Tildon Krautz. A Love (No. 3)


Two years back Tildon Krautz came into my life via an intricate, delightful and slightly mysterious package that contained their second album (which I reviewed here ). Recently a similar package arrived, another homemade delight with drawings that recall Edwards Lear and Gorey and within, Tildon Krautz No. 3 AKA A Love (although a delicate scribble on the sleeve records that main man Greg Weiss wanted to call the album Nonszalancki, a Polish word that roughly translates as flippant or nonchalant). Flippant they may be (see the brief song they call Extracts which is basically singer Gabi Swiatkowska and Weiss singing karaoke style over an MOR arrangement of Dolly Parton’s I Will Always Love You which bizarrely pops up halfway through the album), but at heart they deliver yet again a wonderfully spare and left field take on old time roots music with hints of chanson and music hall thrown in.

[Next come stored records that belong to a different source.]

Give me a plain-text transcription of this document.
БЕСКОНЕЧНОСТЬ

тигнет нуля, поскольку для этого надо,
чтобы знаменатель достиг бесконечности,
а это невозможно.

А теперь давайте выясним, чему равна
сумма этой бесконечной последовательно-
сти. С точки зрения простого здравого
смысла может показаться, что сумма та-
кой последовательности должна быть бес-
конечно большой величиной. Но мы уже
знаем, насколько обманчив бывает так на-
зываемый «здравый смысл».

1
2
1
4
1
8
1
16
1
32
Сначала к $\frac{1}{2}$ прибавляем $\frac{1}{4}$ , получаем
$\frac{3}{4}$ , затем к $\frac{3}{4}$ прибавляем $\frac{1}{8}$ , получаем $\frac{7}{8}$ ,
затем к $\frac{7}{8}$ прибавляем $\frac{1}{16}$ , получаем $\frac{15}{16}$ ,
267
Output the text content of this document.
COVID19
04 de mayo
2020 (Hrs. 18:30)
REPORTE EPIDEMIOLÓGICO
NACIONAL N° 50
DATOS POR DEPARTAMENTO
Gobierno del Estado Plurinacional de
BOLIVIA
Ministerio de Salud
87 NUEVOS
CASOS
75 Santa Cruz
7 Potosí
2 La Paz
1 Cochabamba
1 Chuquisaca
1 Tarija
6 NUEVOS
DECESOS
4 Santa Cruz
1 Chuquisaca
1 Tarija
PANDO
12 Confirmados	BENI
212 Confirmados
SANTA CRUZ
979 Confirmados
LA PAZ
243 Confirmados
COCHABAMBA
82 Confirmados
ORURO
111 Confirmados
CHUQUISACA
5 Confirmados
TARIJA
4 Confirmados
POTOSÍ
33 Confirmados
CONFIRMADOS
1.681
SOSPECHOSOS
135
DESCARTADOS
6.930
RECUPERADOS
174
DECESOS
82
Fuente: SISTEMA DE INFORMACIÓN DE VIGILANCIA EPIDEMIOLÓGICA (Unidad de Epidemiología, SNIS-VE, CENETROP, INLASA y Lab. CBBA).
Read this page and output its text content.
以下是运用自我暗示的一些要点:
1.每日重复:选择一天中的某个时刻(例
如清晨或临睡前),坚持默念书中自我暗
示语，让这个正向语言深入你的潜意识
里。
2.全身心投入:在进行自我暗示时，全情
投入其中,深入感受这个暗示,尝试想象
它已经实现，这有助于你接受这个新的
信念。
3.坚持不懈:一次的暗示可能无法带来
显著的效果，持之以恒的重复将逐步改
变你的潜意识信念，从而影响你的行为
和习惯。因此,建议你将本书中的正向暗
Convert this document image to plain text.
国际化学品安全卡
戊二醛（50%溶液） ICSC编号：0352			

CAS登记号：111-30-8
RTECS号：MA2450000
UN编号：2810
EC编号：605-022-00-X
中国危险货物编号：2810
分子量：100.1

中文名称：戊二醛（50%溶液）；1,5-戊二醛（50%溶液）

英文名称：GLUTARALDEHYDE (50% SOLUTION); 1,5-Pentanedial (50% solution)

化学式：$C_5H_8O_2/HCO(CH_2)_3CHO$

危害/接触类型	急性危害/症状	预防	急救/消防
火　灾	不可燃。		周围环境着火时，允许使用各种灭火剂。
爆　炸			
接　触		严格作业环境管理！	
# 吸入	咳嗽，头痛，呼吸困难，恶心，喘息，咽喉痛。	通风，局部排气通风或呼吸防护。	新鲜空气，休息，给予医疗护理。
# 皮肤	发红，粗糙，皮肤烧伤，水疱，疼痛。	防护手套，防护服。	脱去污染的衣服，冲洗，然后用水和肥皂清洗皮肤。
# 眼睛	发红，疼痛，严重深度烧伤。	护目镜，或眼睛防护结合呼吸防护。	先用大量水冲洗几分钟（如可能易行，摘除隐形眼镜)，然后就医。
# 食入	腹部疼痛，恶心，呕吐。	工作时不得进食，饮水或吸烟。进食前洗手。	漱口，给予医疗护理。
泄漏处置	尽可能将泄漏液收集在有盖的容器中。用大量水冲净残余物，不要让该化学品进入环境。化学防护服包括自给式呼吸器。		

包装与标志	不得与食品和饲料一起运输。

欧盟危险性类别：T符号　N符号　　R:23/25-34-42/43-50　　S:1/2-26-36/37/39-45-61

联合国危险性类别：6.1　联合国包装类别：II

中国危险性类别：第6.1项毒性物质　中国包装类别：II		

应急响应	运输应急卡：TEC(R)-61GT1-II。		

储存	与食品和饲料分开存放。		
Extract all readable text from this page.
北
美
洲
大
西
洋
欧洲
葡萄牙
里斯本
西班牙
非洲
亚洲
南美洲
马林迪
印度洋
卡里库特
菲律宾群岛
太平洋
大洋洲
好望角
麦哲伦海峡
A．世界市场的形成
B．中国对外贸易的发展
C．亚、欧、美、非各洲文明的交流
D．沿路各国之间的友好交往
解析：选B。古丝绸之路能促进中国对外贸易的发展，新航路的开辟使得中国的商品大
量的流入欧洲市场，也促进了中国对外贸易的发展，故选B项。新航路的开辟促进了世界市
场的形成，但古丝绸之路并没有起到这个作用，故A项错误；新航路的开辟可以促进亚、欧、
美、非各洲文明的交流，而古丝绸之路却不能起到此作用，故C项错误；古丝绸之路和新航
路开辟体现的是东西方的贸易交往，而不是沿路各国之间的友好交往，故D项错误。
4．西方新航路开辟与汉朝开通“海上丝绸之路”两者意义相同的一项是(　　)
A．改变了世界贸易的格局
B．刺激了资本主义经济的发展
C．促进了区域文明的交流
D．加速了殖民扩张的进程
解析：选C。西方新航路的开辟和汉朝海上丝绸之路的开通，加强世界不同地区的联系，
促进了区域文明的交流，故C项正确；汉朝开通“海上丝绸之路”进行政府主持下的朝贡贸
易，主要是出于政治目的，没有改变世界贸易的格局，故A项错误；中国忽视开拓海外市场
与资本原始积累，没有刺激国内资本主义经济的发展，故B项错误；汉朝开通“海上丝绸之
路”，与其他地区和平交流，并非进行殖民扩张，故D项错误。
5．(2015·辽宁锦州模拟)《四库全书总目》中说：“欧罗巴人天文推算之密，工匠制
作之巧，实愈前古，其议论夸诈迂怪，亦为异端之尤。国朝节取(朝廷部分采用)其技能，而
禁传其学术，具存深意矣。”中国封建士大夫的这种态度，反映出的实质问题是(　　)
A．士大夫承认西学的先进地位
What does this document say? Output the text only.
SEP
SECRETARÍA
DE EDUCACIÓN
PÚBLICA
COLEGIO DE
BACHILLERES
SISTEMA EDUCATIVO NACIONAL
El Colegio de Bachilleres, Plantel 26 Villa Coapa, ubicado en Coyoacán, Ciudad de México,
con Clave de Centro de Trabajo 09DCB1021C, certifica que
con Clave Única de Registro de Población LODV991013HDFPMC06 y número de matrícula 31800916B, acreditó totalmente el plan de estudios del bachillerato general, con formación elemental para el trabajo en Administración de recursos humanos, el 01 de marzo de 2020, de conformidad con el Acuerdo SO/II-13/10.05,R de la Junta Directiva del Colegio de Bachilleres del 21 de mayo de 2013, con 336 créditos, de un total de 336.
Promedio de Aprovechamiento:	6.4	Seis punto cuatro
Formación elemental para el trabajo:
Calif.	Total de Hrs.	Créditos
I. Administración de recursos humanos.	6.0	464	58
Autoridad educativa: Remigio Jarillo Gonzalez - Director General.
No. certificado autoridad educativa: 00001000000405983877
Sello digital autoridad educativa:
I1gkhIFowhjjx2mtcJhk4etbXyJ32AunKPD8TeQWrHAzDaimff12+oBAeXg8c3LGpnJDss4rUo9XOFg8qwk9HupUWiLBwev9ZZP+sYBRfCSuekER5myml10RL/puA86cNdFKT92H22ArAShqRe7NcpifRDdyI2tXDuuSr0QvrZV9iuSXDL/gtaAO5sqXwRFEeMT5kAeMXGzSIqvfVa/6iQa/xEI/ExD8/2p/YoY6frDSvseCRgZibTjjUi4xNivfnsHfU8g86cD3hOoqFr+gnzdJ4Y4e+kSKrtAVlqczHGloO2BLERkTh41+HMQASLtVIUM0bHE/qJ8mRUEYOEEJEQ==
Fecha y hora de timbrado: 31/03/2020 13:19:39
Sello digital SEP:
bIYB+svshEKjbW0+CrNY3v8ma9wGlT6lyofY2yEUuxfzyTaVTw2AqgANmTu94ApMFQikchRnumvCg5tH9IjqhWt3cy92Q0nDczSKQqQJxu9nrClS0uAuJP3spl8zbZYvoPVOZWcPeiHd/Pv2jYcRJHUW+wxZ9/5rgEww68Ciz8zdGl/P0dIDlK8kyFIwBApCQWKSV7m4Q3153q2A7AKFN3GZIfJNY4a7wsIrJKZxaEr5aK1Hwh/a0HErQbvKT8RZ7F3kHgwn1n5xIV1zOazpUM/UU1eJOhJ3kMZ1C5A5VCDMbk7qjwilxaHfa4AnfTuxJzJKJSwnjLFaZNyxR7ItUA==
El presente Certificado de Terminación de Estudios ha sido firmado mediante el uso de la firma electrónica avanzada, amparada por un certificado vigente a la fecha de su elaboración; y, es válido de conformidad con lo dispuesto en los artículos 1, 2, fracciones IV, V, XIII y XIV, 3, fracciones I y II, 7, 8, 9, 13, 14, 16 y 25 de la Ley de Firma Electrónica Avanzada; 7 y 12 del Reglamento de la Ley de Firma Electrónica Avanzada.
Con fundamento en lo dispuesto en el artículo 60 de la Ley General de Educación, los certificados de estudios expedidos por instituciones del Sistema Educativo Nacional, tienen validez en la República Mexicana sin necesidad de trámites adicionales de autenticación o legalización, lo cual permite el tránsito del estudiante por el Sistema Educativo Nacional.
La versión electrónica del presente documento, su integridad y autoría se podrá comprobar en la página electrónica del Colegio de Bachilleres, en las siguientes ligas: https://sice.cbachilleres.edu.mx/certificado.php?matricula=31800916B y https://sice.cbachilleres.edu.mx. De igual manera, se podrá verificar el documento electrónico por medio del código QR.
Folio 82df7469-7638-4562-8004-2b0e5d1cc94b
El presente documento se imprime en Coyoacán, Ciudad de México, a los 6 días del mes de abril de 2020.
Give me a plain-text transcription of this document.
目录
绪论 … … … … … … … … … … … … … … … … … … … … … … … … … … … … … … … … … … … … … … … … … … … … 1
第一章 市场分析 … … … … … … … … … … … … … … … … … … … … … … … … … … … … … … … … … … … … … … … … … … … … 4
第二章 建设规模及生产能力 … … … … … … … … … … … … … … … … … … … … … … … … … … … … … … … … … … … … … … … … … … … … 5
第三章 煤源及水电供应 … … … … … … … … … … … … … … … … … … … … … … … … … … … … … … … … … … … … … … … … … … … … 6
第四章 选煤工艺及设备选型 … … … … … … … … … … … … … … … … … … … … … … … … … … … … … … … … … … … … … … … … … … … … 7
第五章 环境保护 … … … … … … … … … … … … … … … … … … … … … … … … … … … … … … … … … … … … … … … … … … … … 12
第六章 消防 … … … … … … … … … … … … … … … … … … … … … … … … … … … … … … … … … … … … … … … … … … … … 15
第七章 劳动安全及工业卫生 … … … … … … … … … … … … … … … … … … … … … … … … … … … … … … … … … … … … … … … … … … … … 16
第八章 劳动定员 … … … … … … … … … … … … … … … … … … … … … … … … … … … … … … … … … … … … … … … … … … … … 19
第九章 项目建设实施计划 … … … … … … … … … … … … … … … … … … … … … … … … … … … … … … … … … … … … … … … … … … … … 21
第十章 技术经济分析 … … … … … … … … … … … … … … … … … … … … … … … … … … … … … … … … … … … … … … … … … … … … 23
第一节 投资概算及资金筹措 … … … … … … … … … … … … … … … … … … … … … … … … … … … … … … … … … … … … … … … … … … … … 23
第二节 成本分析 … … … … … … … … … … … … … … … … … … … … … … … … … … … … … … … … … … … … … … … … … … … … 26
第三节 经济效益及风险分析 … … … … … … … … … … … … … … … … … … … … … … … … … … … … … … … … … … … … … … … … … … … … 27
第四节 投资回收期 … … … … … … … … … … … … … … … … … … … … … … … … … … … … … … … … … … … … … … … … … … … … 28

While initially a listener might think that there’s a naiveté abound here, simple songs with catchy choruses, closer listening reveals a smart wit within the words while the playing is deceptively simple, a ramshackle tumble that takes talent to sound this good. This is evident from the opening Benny Song, a delightful ditty that  tiptoes along with a mandolin carrying the main tune as Weiss and Swiatkowska squabble wonderfully like Sonny & Cher sitting on an Appalachian back porch. This back porch picking continues on the fine Life Apart and on Weiss’  excellent Fish, a song that brings to mind John Sebastian in a sunny mood while Disney Song plinks and plunks along as the pair sing surreally about a cat and a discombobulated mouse.

With Marco Hertz and Noel Migliasso on hand on various stringed instruments along with Jim Rowe adding drums on occasion there’s a bit more heft to several of the songs. Disco Song won’t be worrying the Bee Gees but its up tempo banjo beat drives yet another squabbling couples song, Weiss and Swiatkowska sounding quite impassioned here. La Chanson Grave adds a string section for a sombre showcase from Swiatkowska, her fluttering voice sounding vulnerable against the woody timbre of the cello and viola. Weiss delves into darker areas on Longer Than 29, a pensive song that recalls the work of poet Robert Frost and the mournful meanderings of Will Oldham, a trick he repeats and surpasses on the closing song Letter To Dango. A brooding missive that opens with a portentous swell of strings it’s an existentialist folk song that finally lands on the side of human kindness.

Not your everyday cup of tea perhaps but Tildon Krautz are simply sublime and deserve wider hearing.